Surprisingly Large Number of College Students Taking Out Loans to Buy Cryptocurrency

  • David Dinkins
    ⭐ Features

    A new survey by The Student Loan Report showed that 20% of respondents had taken out loans to buy cryptocurrency.


Surprisingly Large Number of College Students Taking Out Loans to Buy Cryptocurrency

According to The Student Loan Report, fully 20% of college students have used part of their student loans to purchase cryptocurrency. This is a surprisingly large number, even considering the fact that Millennials are the most likely group to invest in cryptocurrencies. Student Loan Report founder Drew Cloud told the Boston Globe:

“Younger Americans are certainly the most enthusiastic about cryptocurrency; they are the most active investors and want to get involved in the space in any way possible. However, I truly thought the percentage would be lower. As a college student, your budget is thin and that extra money could be used on rent, groceries, or books.”

Student loans issued by the federal government come with income-based repayment options, meaning that students can under some circumstances pay as little as $10 a month on a $60,000 loan. Interest rates on federal student loans are also lower than many other forms of debt, making them much more attractive to use for longer-term speculation on cryptocurrency.

Not advisable

It’s a really bad idea to invest more in cryptocurrency than you can afford to lose. While currencies like Bitcoin are almost certainly here to stay, many of the more recently-launched altcoins are probably going to die eventually. Not only that, but even Bitcoin sees its share of booms and busts, so $1,000 invested today could be worth far less later, when the money is needed.

When you need money

It’s been speculated that part of the reason for Bitcoin’s price decline lately has been people cashing out to pay taxes on asset sales from last year. Some of these people may have been blinded by the lofty valuations and simply assumed they could eventually pay their taxes with crypto that had appreciated more. Why pay sell half a Bitcoin to pay your taxes when, in a few months, you think you can pay them with only a quarter of a Bitcoin?

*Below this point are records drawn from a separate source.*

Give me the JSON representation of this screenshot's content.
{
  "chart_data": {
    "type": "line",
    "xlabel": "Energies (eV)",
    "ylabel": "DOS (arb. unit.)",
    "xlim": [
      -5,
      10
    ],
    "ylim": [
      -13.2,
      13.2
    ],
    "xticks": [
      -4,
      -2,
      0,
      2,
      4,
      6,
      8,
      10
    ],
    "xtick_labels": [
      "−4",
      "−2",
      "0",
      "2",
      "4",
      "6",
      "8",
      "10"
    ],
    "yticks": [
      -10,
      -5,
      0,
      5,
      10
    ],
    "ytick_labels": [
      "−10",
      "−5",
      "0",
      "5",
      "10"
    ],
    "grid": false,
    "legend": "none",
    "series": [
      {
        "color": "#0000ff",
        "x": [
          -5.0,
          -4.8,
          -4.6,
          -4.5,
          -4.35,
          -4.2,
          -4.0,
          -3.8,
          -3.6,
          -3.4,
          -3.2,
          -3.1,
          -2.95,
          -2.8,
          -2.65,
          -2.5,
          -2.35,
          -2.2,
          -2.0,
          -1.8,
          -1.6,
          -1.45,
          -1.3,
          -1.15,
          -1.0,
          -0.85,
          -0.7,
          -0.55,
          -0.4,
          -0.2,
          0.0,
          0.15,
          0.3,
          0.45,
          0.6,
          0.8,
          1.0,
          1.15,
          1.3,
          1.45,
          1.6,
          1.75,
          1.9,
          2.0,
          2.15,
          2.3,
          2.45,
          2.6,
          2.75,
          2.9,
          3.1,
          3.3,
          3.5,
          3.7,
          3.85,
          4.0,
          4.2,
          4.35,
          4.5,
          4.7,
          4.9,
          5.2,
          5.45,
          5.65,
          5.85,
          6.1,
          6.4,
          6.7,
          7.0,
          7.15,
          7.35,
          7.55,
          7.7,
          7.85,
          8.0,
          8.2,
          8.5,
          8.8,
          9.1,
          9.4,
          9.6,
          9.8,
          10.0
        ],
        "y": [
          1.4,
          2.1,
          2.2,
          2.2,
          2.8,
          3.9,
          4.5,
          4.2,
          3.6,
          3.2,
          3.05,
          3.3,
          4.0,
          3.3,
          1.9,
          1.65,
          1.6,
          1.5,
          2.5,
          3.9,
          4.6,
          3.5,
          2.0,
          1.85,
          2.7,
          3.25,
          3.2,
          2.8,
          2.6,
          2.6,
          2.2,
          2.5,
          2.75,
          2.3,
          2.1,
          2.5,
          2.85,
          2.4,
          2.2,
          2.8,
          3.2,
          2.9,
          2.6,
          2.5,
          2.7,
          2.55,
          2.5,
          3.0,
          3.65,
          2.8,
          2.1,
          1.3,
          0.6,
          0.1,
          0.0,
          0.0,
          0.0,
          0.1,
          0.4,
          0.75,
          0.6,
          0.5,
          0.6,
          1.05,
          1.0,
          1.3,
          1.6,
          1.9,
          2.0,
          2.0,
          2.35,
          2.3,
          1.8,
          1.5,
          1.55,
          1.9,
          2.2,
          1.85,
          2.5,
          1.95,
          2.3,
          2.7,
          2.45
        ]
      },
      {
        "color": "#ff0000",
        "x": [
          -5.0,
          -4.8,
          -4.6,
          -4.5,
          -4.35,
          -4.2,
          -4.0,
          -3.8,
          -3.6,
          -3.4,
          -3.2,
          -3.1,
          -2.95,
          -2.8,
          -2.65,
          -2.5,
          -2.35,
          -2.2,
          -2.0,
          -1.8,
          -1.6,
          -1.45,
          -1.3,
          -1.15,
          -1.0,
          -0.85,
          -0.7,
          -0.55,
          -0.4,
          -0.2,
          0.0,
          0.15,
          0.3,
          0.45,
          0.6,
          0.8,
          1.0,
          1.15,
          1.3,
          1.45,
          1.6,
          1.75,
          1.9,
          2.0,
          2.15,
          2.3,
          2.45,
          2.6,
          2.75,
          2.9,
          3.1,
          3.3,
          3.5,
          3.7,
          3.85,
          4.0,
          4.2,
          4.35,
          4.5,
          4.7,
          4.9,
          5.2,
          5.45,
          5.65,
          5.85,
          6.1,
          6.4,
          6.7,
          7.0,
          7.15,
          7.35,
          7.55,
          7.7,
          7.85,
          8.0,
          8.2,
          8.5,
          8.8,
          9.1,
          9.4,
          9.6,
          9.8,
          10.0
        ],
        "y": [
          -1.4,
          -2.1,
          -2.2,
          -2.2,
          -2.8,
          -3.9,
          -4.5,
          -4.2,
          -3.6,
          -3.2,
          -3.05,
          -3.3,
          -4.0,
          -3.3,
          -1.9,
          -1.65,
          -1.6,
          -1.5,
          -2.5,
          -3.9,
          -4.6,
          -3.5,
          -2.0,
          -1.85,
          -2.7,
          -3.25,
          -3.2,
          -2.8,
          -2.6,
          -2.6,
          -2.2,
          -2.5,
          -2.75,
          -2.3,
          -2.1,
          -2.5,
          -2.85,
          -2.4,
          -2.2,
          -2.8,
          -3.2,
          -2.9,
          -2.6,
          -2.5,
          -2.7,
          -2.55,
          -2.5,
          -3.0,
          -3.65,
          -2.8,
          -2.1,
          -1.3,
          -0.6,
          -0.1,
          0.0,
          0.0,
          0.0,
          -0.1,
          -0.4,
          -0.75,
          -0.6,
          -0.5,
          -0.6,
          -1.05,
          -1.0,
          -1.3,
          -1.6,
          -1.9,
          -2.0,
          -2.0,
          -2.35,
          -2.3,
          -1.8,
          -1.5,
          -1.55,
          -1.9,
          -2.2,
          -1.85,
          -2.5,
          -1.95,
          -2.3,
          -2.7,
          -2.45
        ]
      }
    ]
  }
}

The problem, as some are doubtless discovering, is that you can’t count on Bitcoin prices going up forever, at least not in a straight line. Somebody who really needs money next year might end up having to sell a large part of their holdings to pay bills. This author has seen several reports on social media of people investing large amounts in Ether when it was under a dollar, only to be forced to sell long before the price reached today’s levels.